Pour la transplantation, le clonage a un grand potentiel commercial. Le monde diplomatique rapportait, le 21 avril dernier, la création de Clonaid, une entreprise fondée à Las Vegas par des adeptes de l'église raélienne. Soufflet au visage de ceux qui avaient dénoncé les dérapages de la technologie ayant servi à cloner une brebis adulte en Écosse, cette entreprise espère attirer un million de clients intéressés à se cloner ou à cloner l'un d'eux.

Dolly en vedette

Dolly a d'ailleurs été l'une des vedettes du symposium, plusieurs conférenciers y faisant référence. Mais les spécialistes invités n'étaient pas des pourfendeurs de la science. Pour le généticien Charles Scriver, de l'Université McGill, la science est un «assaut sur l'ignorance» et a permis un remarquable progrès dans la connaissance.

Pour joindre l'image à la parole, il a projeté une photo de mariage. La jeune femme souriante serait certainement morte si l'on n'avait pas diagnostiqué très tôt chez elle une maladie génétique rare. Aujourd'hui mère, son enfant n'est pas atteint de ce mal.

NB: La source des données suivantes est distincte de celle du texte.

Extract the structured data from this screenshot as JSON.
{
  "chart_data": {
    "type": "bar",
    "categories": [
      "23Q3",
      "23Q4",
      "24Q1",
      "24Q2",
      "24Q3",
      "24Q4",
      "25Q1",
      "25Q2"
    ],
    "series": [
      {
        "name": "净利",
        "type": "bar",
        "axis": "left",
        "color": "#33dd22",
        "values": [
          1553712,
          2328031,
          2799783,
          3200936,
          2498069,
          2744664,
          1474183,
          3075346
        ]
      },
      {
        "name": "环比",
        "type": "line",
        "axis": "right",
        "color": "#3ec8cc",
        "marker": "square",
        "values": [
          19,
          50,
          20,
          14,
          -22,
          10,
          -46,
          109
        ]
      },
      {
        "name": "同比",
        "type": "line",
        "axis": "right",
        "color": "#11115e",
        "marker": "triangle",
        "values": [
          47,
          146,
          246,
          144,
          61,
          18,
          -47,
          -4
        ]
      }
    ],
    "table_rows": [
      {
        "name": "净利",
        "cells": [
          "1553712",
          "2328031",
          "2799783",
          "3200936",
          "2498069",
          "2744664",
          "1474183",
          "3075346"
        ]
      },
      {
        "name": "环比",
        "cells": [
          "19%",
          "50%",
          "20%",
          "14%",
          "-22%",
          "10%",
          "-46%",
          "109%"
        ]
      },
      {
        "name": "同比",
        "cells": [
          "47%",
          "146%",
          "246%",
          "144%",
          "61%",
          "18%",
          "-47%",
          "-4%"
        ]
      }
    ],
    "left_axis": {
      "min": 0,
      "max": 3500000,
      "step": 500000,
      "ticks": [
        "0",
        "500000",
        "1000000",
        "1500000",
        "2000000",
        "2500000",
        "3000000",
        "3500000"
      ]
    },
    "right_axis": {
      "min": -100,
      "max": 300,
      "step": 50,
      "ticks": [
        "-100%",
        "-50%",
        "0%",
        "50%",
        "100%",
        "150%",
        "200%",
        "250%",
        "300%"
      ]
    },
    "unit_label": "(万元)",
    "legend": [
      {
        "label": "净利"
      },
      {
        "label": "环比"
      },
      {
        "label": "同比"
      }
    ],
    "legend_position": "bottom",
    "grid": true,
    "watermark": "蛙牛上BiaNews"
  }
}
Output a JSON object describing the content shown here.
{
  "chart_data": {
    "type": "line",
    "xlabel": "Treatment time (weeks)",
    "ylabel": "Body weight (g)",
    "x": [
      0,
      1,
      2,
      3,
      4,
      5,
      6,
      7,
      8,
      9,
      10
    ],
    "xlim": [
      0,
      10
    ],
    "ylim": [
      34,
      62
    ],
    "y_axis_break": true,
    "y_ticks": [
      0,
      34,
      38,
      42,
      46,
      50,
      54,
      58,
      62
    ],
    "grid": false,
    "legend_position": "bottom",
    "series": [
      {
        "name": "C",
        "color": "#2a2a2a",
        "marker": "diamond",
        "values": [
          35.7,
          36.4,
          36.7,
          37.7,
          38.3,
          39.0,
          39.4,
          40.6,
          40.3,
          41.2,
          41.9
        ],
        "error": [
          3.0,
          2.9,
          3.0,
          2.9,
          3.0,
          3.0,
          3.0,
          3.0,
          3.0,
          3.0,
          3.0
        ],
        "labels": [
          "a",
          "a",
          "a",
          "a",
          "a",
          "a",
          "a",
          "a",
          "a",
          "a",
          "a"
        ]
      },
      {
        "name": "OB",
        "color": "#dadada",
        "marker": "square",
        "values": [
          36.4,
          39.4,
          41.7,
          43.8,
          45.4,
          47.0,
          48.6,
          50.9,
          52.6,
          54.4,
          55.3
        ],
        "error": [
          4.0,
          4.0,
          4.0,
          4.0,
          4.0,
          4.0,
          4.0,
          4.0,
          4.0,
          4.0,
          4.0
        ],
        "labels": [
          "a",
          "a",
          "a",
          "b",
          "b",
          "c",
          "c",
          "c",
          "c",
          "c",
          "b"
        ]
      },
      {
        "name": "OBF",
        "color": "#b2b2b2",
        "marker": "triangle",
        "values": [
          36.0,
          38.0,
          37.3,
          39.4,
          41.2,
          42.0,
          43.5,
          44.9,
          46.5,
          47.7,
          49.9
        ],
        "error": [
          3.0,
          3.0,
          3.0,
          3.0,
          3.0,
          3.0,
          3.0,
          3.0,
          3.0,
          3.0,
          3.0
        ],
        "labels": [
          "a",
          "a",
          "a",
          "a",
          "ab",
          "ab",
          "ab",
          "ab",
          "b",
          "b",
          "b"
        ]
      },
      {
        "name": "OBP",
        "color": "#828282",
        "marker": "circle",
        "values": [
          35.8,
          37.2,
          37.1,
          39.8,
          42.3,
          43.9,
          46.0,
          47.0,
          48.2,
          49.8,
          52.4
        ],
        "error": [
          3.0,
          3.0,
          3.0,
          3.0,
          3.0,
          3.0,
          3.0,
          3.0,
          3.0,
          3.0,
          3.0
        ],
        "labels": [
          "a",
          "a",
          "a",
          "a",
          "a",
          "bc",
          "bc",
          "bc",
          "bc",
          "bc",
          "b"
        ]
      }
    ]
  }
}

Jan Stjernswärd, un conférencier suédois qui a travaillé pour l'Organisation mondiale de la santé après avoir été médecin au Kenya, a rappelé que les merveilles de la science ne concernent encore qu'une partie de la population terrestre. «En Afrique, on ne guérit pas d'un cancer. Même le cancer le plus bénin est fatal. Et la morphine, là-bas, n'en cherchez pas.»

Par contre, la mort a sur ce continent une signification autre que dans les pays développés. On accepte mieux l'inéluctable, alors que la technologie médicale des pays riches ne fait souvent que prolonger la solitude et la souffrance.

Pour David Roy, qui a beaucoup étudié la question des soins palliatifs, l'éthique soulève des questions complexes. Chaque problème doit être abordé avec une ouverture d'esprit qui permet l'interdisciplinarité. «Ce que je crois vrai dans l'absolu n'est qu'une île, a-t-il dit. Et quand j'essaie d'élargir mon point de vue, je trouve des milliers d'autres îlots de vérité.»